PRR — Phase Review Report
Every wave that reaches terminal state gets a PRR. It contains:
| Section | Content |
|---|---|
| Wave metadata | wave_id, plan_id, task count, worker count |
| Task summaries | Per-task final status, attempt count, strategy history |
| Assembly result | Assembly success or ConflictReport summary |
| Timeline | Start-to-finish timeline with key events |
| Metrics | Duration, total attempts, repair count, failure rate |
The PRR gives a bird's-eye view of a phase of work — what was attempted, what succeeded, what had to be repaired, and how long it all took.
The ACCP Compiler
The ACCP compiler (kernel/accp) is a port from the original pi/packages/accp-compiler. It has three responsibilities:
- Compile evidence and verdict data into structured reports
- Validate evidence completeness — are all required evidence types present?
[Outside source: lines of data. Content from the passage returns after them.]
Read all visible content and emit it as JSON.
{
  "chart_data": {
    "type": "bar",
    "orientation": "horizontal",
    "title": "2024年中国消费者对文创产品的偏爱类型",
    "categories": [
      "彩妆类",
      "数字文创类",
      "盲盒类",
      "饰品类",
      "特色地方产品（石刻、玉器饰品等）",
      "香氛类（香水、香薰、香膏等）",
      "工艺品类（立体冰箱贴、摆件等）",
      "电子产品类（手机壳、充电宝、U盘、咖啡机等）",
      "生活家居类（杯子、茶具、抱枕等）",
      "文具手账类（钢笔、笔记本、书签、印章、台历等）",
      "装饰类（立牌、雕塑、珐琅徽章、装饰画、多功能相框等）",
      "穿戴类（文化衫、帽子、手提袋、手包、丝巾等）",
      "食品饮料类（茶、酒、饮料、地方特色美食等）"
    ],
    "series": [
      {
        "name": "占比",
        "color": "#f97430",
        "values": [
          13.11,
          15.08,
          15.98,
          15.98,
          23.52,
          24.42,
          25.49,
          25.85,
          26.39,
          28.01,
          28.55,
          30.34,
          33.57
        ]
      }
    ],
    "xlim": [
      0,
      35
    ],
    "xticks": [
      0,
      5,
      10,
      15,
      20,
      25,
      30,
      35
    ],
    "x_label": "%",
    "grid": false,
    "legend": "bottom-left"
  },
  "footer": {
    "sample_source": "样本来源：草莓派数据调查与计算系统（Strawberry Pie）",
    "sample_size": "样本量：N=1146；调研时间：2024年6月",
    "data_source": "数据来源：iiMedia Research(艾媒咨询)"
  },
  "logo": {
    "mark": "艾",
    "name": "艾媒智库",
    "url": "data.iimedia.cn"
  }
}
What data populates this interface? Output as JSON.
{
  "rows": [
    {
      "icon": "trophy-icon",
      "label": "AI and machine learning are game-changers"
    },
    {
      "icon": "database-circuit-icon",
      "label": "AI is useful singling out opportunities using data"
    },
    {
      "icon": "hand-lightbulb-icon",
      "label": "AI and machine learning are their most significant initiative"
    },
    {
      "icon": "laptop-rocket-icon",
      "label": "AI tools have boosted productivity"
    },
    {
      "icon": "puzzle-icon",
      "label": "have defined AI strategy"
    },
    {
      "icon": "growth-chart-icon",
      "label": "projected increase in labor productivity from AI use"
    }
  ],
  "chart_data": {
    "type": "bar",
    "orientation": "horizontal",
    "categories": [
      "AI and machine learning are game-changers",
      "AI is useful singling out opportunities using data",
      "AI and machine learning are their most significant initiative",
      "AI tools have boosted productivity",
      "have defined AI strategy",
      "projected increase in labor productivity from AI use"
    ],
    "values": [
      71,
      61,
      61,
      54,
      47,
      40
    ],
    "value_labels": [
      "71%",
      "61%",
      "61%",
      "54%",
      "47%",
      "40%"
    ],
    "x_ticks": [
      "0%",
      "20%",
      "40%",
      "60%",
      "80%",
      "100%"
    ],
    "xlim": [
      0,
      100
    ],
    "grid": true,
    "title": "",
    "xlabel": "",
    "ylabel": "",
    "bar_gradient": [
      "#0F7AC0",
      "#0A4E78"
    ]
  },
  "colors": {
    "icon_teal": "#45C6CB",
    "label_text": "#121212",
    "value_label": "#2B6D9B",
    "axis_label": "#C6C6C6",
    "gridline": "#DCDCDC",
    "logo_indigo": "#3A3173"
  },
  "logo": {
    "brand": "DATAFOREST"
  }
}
- Document — never evaluate truth
This last point is critical: the ACCP compiler is not the Truth Engine. The Truth Engine produces completion verdicts. The ACCP compiler produces documentation. They are separate systems with separate responsibilities, and they stay that way.
Key Design Decisions
JSONL for Evidence, Not YAML
Evidence capture is fundamentally append-only streaming. YAML's complexity (anchors, multi-line, indentation) adds no value for records that are never hand-edited. JSONL gives us:
- Deterministic append
- Trivial line-based tailing
- Standard JSON parsing for each record
- Native streaming support in Node.js
Async and Non-Blocking
The must/must-not rules are strict:
- ACCP artifact generation MUST be async and non-blocking
- Execution MUST NOT wait for ACCP artifact completion
- Artifact failure MUST NOT fail the TaskRun
- Artifacts MUST be surfaced in Desktop Mission Control
Compiler Is Not the Truth Engine
This separation prevents a dangerous coupling. The Truth Engine evaluates completion. The ACCP compiler documents it. They have different failure modes, different performance characteristics, and different trust models.
Current Status
ACCP is fully designed as part of the remaining MVP architecture pack (P3–P6). The compiler is specified to be ported from pi/packages/accp-compiler in P0.3. FVR and PRR are the only report types in the MVP — we are deliberately not expanding the report catalog until evidence from real usage shows a need.
The protocol exists to answer one question that stays relevant long after execution finishes: what actually happened?